Apri lo sguardo, Alma infelice, e mira;
     Ben’otto lustri il viver nostro ha corso,
     L’altre vien dietro, che ne preme il dorso;
     E pur anco si tresca e si delira?
5E tempo omai, che all’indomabil’ira
     Ponga Ragione imperiosa il morso;
     Tempo è che volga a miglior’uso il corso
     Del van piacer, che a lacrimar ne tira.
Andiamo, andiam, non per obliqua e ria
     10Strada de’ vizi, ma ove gir conviene,
     Se pur qualch’anno resta a noi di via.
Non torca il piè dal sommo ultimo Bene;
     Che quanto più dal fine suo travia,
     Tanto è minor dell’arrivar la spene.


XX


Nume non v’è, dicea fra se lo Stolto.
     Nume non v’è, che l’Universo regga;
     Squarci l’Empio la benda, ond’egli è avvolto
     Agli occhi infidi; e se v’ha Nume, ci vegga.
5Nume non v’è?

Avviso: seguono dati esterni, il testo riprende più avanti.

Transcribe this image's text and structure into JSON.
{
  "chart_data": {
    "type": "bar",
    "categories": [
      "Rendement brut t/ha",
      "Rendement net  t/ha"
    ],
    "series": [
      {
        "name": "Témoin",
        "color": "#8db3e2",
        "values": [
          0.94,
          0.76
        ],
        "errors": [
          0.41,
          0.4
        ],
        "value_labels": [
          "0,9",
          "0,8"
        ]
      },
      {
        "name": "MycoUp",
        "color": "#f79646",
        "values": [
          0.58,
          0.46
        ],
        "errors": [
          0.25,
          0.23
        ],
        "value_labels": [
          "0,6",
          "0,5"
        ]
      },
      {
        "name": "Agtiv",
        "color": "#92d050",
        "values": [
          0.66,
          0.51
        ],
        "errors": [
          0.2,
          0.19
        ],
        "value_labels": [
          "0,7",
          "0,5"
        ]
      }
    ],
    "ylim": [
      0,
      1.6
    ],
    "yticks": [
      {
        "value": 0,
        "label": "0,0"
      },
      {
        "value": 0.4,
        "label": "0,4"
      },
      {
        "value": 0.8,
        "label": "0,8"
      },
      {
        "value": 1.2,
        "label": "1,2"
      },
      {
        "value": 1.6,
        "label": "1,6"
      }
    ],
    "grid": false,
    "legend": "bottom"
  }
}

Verso del Ciel rivolto
     Chiara il suo inganno in tante stelle ei legga
     Speglisi, e impresso nel suo proprio volto
     Ad ogni sguardo il suo Fattor rivegga.
Nume non v’è? De’ fiumi i puri argenti,
     10L’aer che spiri, il suolo ove risiedi,
     Le piante i fior l’erbe l’arene, e i venti
Tutti parlan di Dio; per tutto vedi
     Del grand’esser di lui segni eloquenti:
     Credilo Stolto a lor, se a te nol credi.


XXII


Io miro e veggio ampia ammirabil scena:
     Veggio venir col crin canuto, e bianco
     Il Tempo domator coll’ali al fianco,
     E lunga avvolta a braccio atra catena.